Ukraine: The way forward on security threats in elections

In today’s world, it is impossible to imagine the further European Integration of Ukraine without at least also considering the harmonization of its legislation to that of Europe. This includes the coordination of joint EU-Ukraine activities in the realm of cyber security. This was the topic of a panel on “Security Threats in Cyber space. Alarm and Operation” during the 11th Europe-Ukraine Forum, organized by the Institute for Eastern Studies, which was held on 12-13th of March 2018 in Rzeczow, Poland.

The panel emphasized that security cannot exist without a strong economy. However, building a strong economy in Ukraine is also strongly related to a robust Ukrainian democracy. Cyber security and Internet security are increasingly at the heart of that debate.

For some years, International IDEA has worked on the issue of ICT in elections. Most recently in December 2017, when International IDEA jointly with the Committee on Communications and Informatization of the Verkhovna Rada of Ukraine organized a Committee Hearing on "Principles of e-Governance in the electoral process”. This event built on long-standing IDEA work in the area of electoral technologies, including on open source technology in elections and certification of election technology. At the Verkhovna Rad, it showed that there is growing understanding among state authorities responsible for organizing elections, that cooperation with the private sector is increasingly important. This especially concerns the successful development and use of the latest election technologies, taking into the consideration the recent rise of cyber threats in Ukraine.

UKRAINIAN REALITY

Article 7 of the Ukrainian law "On the Basic Principles of Cyber security" states that the provision of cyber security in Ukraine is based on the principles of public-private interaction, broad cooperation with civil society in the field of cyber security and cyber defense. Such collaboration particularly concerns the exchange of information on incidents of cyber security, the implementation of joint scientific and research projects, training and professional development of personnel in this area. Currently, the Ukrainian Government is focusing its efforts on creating a vertical hierarchy to provide cyber security and responses to cyber threats based on situational centers for emergency responses.

PROBLEMS

However, much of a centralized system for countering cyber threats currently does not exist in Ukraine. This is due to the following problems:

1. The lack of a centralized system for responding to cyber threats (the Coordination Council under the National Security and Defense Council is not functioning as anticipated), and the role of the state is split over several stakeholders, such as the National Security and Defense Council, the State Security Service, State Service for Special Communications and Information Protection, and Cyber Police.

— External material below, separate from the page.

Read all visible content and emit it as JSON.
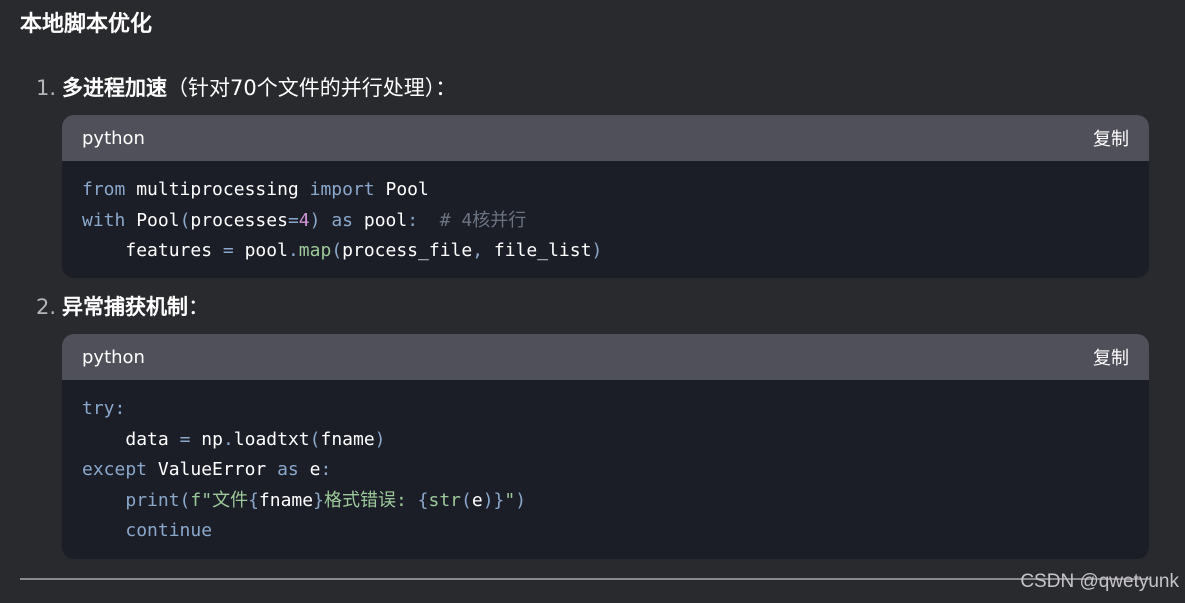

2. There are insufficient human resources available in general, as well as low professional capacities of those who are currently working on the topic of cyber security.

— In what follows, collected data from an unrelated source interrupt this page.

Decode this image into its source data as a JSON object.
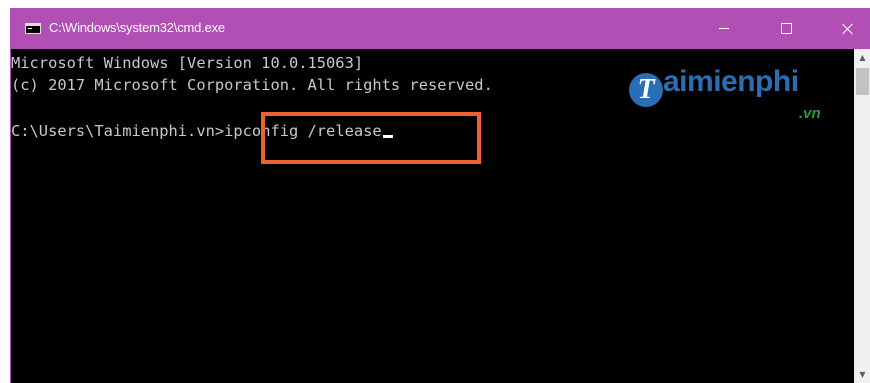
{
  "window": {
    "title": "C:\\Windows\\system32\\cmd.exe",
    "titlebar_color": "#b24fb5",
    "controls": {
      "minimize_icon": "minimize-icon",
      "maximize_icon": "maximize-icon",
      "close_icon": "close-icon"
    }
  },
  "console": {
    "background": "#000000",
    "text_color": "#c8c8c8",
    "lines": [
      "Microsoft Windows [Version 10.0.15063]",
      "(c) 2017 Microsoft Corporation. All rights reserved."
    ],
    "prompt": "C:\\Users\\Taimienphi.vn>",
    "command": "ipconfig /release",
    "highlight_color": "#ef6230"
  },
  "watermark": {
    "logo_letter": "T",
    "word": "aimienphi",
    "tld": ".vn"
  },
  "scrollbar": {
    "up_arrow": "▲",
    "down_arrow": "▼"
  }
}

3. Old methods are used to address new problems. In addition, corruption is a wide-spread problem throughout. For instance software is being developed for state agencies, whereas similar material is already available through open access.

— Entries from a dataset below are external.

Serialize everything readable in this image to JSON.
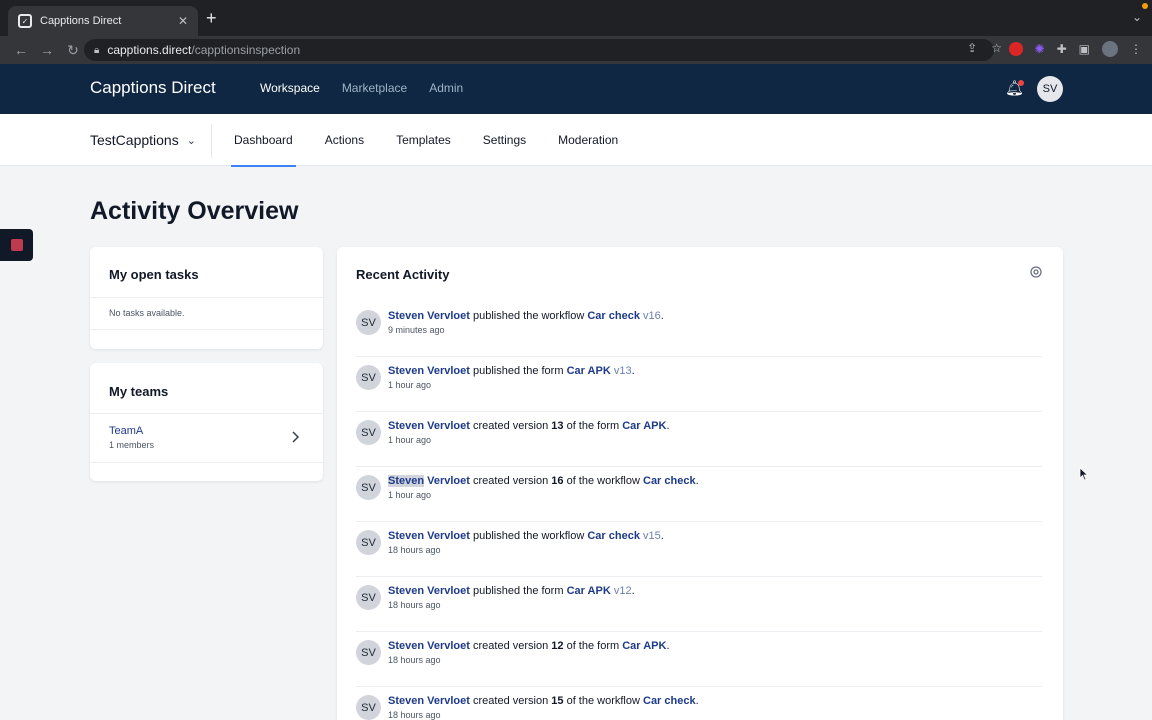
{
  "browser": {
    "tab_title": "Capptions Direct",
    "url_host": "capptions.direct",
    "url_path": "/capptionsinspection"
  },
  "header": {
    "brand": "Capptions Direct",
    "nav": [
      "Workspace",
      "Marketplace",
      "Admin"
    ],
    "avatar": "SV"
  },
  "subnav": {
    "workspace": "TestCapptions",
    "tabs": [
      "Dashboard",
      "Actions",
      "Templates",
      "Settings",
      "Moderation"
    ]
  },
  "page": {
    "title": "Activity Overview"
  },
  "tasks": {
    "title": "My open tasks",
    "empty": "No tasks available."
  },
  "teams": {
    "title": "My teams",
    "items": [
      {
        "name": "TeamA",
        "sub": "1 members"
      }
    ]
  },
  "activity": {
    "title": "Recent Activity",
    "items": [
      {
        "avatar": "SV",
        "user": "Steven Vervloet",
        "text_a": " published the workflow ",
        "obj": "Car check",
        "ver": " v16",
        "text_b": ".",
        "time": "9 minutes ago"
      },
      {
        "avatar": "SV",
        "user": "Steven Vervloet",
        "text_a": " published the form ",
        "obj": "Car APK",
        "ver": " v13",
        "text_b": ".",
        "time": "1 hour ago"
      },
      {
        "avatar": "SV",
        "user": "Steven Vervloet",
        "text_a": " created version ",
        "num": "13",
        "text_m": " of the form ",
        "obj": "Car APK",
        "text_b": ".",
        "time": "1 hour ago"
      },
      {
        "avatar": "SV",
        "user_first": "Steven",
        "user_last": " Vervloet",
        "text_a": " created version ",
        "num": "16",
        "text_m": " of the workflow ",
        "obj": "Car check",
        "text_b": ".",
        "time": "1 hour ago"
      },
      {
        "avatar": "SV",
        "user": "Steven Vervloet",
        "text_a": " published the workflow ",
        "obj": "Car check",
        "ver": " v15",
        "text_b": ".",
        "time": "18 hours ago"
      },
      {
        "avatar": "SV",
        "user": "Steven Vervloet",
        "text_a": " published the form ",
        "obj": "Car APK",
        "ver": " v12",
        "text_b": ".",
        "time": "18 hours ago"
      },
      {
        "avatar": "SV",
        "user": "Steven Vervloet",
        "text_a": " created version ",
        "num": "12",
        "text_m": " of the form ",
        "obj": "Car APK",
        "text_b": ".",
        "time": "18 hours ago"
      },
      {
        "avatar": "SV",
        "user": "Steven Vervloet",
        "text_a": " created version ",
        "num": "15",
        "text_m": " of the workflow ",
        "obj": "Car check",
        "text_b": ".",
        "time": "18 hours ago"
      }
    ]
  },
  "colors": {
    "header_bg": "#0f2742",
    "link": "#1e3a8a",
    "accent": "#3b82f6"
  }
}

4. There is a general reluctance of state bodies to lose control and resources allocated to them for existing electronic systems (primarily electronic registries). As a result, Ukraine experiences de facto sabotage of the creation of a centralized system for counteracting cyber threats, with generally accepted standards of quality and control procedures.

5. The closed nature of many public authorities and the lack of mechanisms for working with private companies.

6. The failure by the state to effectively inform the public what they are doing in the field of cyber security.

THE ROLE OF THE STATE

Taking the current situation into the consideration, the relevant state authorities should consider the following:

1. To introduce transparent rules and procedures in the area of cyber security and quality control. This includes the definition of a key stakeholder responsible for creating a centralized system for countering cyber threats and providing it with all the necessary tools.

2. To amend the existing legislation that create unnecessary obstacles for public-private partnerships, and to encourage cooperation with relevant civil society and the private sector.

3. To create incentives for retaining and further developing a pool of cyber security professionals. Many such professionals are currently leaving Ukraine to seek employment elsewhere. Reviewing remuneration and the development potential for those who work for the respective state bodies is critically important.

4. At the moment, Ukraine is unfortunately a testing ground for developing new methods of cyber attacks, which can be used against other countries in the near future. Therefore, international cooperation is critically important for all the states within and beyond EU.